Said to be the largest collection of toy soldiers in the world, plus a few dinosaurs, cartoon characters, and the Beatles in several different guises, this museum is easily missed in the old heart of Valencia.
Whatever your interests, be it warfare through the ages, the modeling and painting of miniatures, or just wanting to see something unique, it’s worth visiting. The building itself, and the rooms, are nearly as stunning as the collection, as it is housed in a well-preserved Mediterranean Gothic-style palace. Inside, there are more than 95,000 pieces on display, some in highly-detailed dioramas.
Cabinet after cabinet is filled with inch-high models of battling men (and women) from prehistoric times (did man ever battle dinosaurs?) to World War II, although the Spanish Civil War seems to have been ignored. The first diorama portrays medieval knights on horseback jousting in front of a grandstand.

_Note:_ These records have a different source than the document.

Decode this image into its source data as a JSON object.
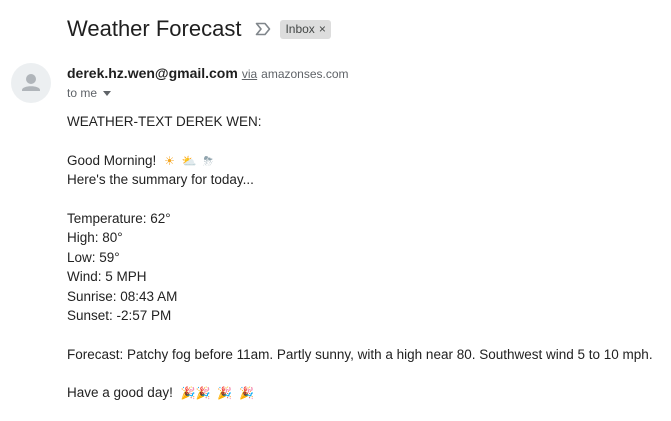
{
  "email": {
    "subject": "Weather Forecast",
    "label": "Inbox",
    "label_close": "×",
    "sender": {
      "email": "derek.hz.wen@gmail.com",
      "via_label": "via",
      "via_domain": "amazonses.com"
    },
    "recipient": "to me",
    "body": {
      "header": "WEATHER-TEXT DEREK WEN:",
      "greeting": "Good Morning!",
      "greeting_emojis": [
        "☀",
        "⛅",
        "⛈"
      ],
      "summary_intro": "Here's the summary for today...",
      "temperature": "Temperature: 62°",
      "high": "High: 80°",
      "low": "Low: 59°",
      "wind": "Wind: 5 MPH",
      "sunrise": "Sunrise: 08:43 AM",
      "sunset": "Sunset: -2:57 PM",
      "forecast": "Forecast: Patchy fog before 11am. Partly sunny, with a high near 80. Southwest wind 5 to 10 mph.",
      "signoff": "Have a good day!",
      "signoff_emojis": [
        "🎉🎉",
        "🎉",
        "🎉"
      ]
    }
  },
  "icons": {
    "importance": "importance-marker-icon",
    "avatar": "default-avatar-icon",
    "caret": "chevron-down-icon",
    "emoji": "party-popper-icon"
  },
  "colors": {
    "label_bg": "#dddddd",
    "avatar_bg": "#eceff1",
    "muted_text": "#5f6368"
  }
}
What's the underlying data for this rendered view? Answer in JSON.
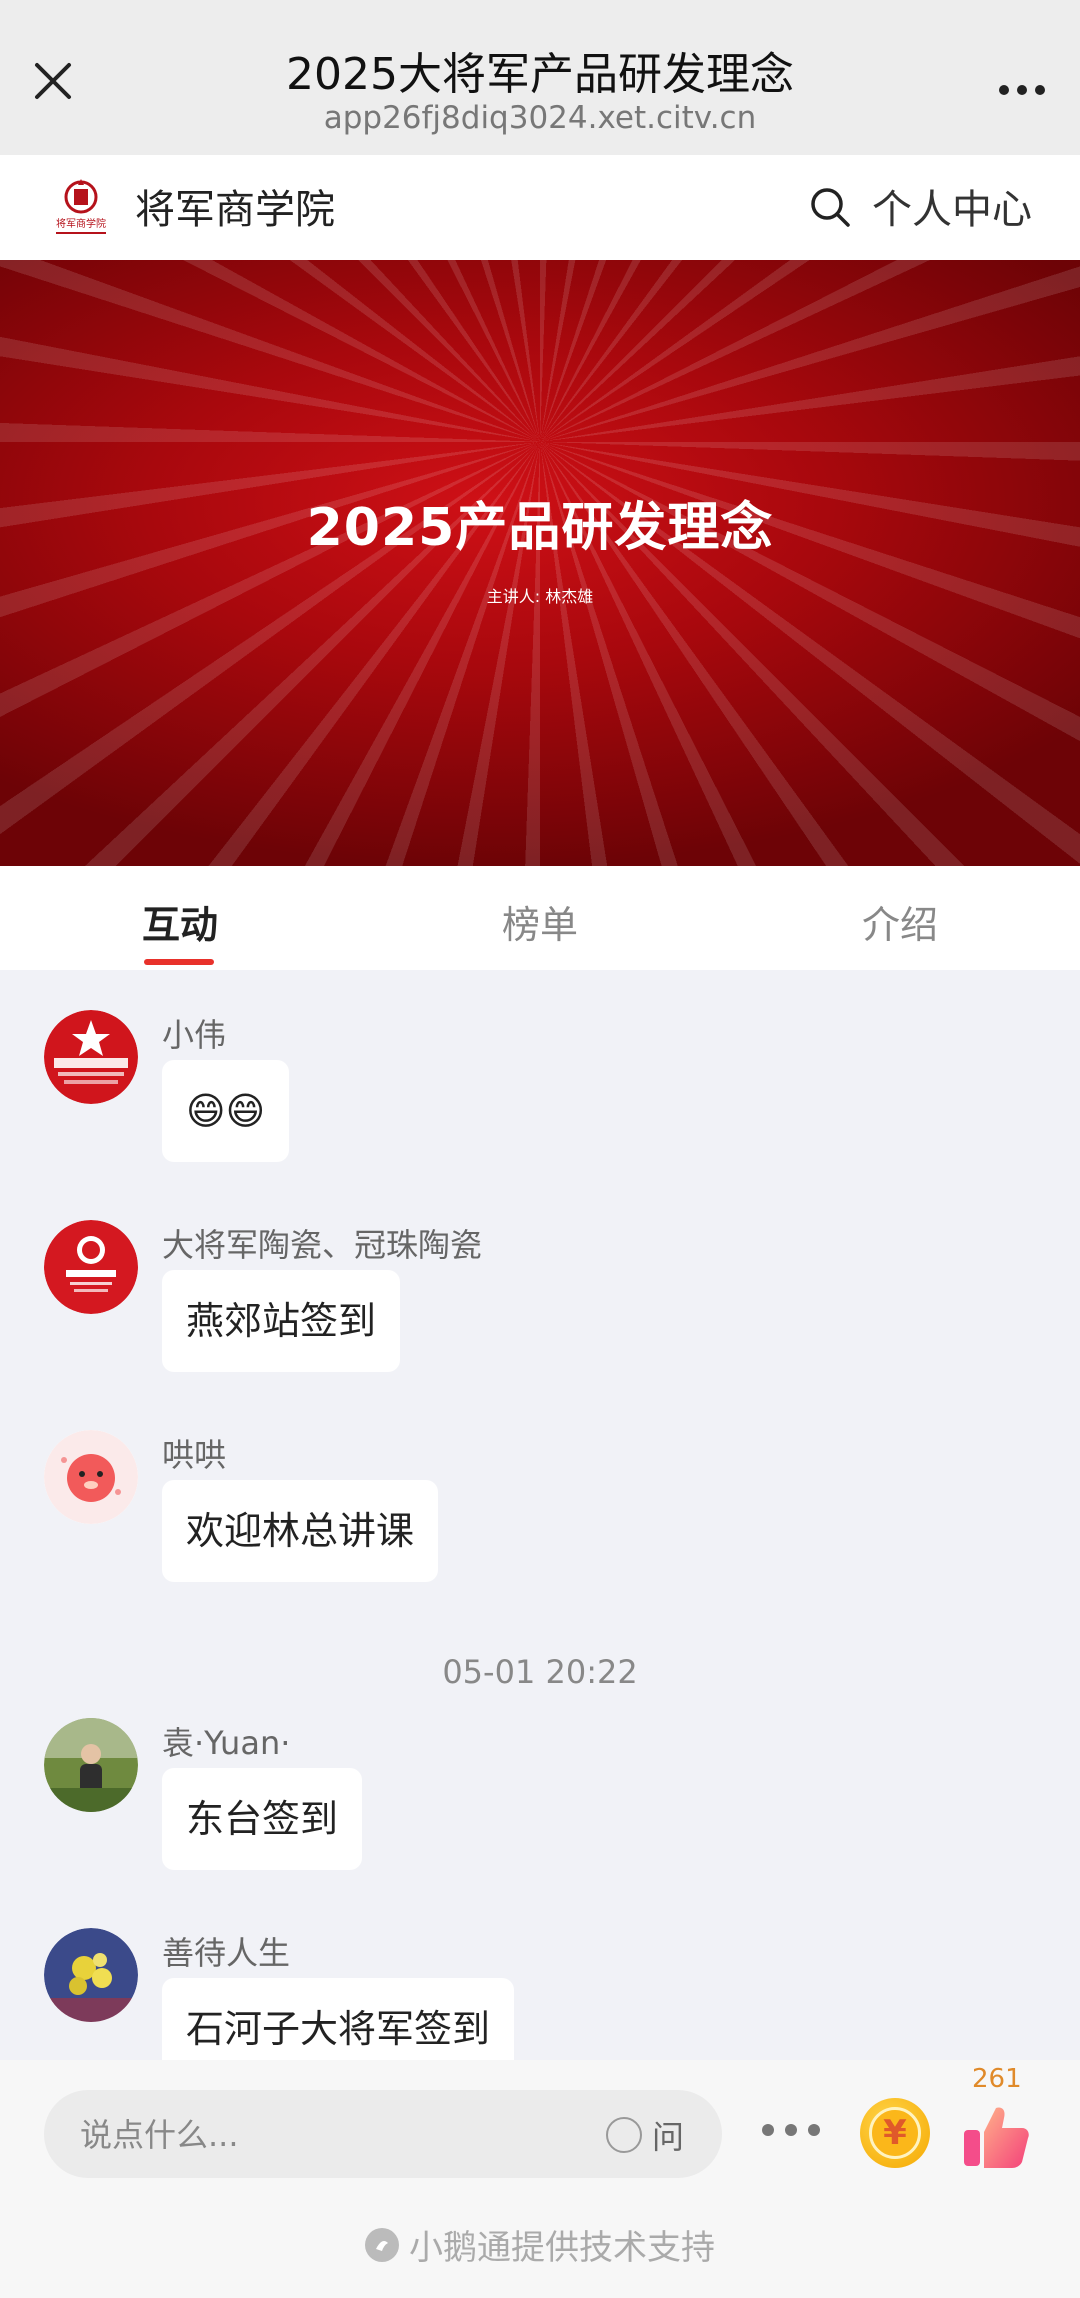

Below it on a lower shelf, there is a random collection of 20th-century rock stars from the Small Faces to Prince, sadly the depiction of Peter Gabriel was spoilt by the fact that he had fallen over whilst playing a grand piano.
In other rooms we are treated to street scenes from India and China, the Ancient Greeks fill several cabinets as do the Romans. There’s a fair bit of nudity, one scene has naked ladies cavorting with half-men/half-stags. On a lighter note Asterix and his fellow Gauls fill a whole display as do a whole host of cowboys.
Possibly the grandest display is of the Battle of Almansa, which contains over 9,000 figures alone. This battle took place in Spain in 1707 and won’t mean much to you unless you are Spanish or have an interest in 18th-century history, but it’s an epic diorama all the same.
Yes, there are bigger attractions in Valencia, but if you want a change from religious iconography or 21st-century architecture, this is well worth a visit.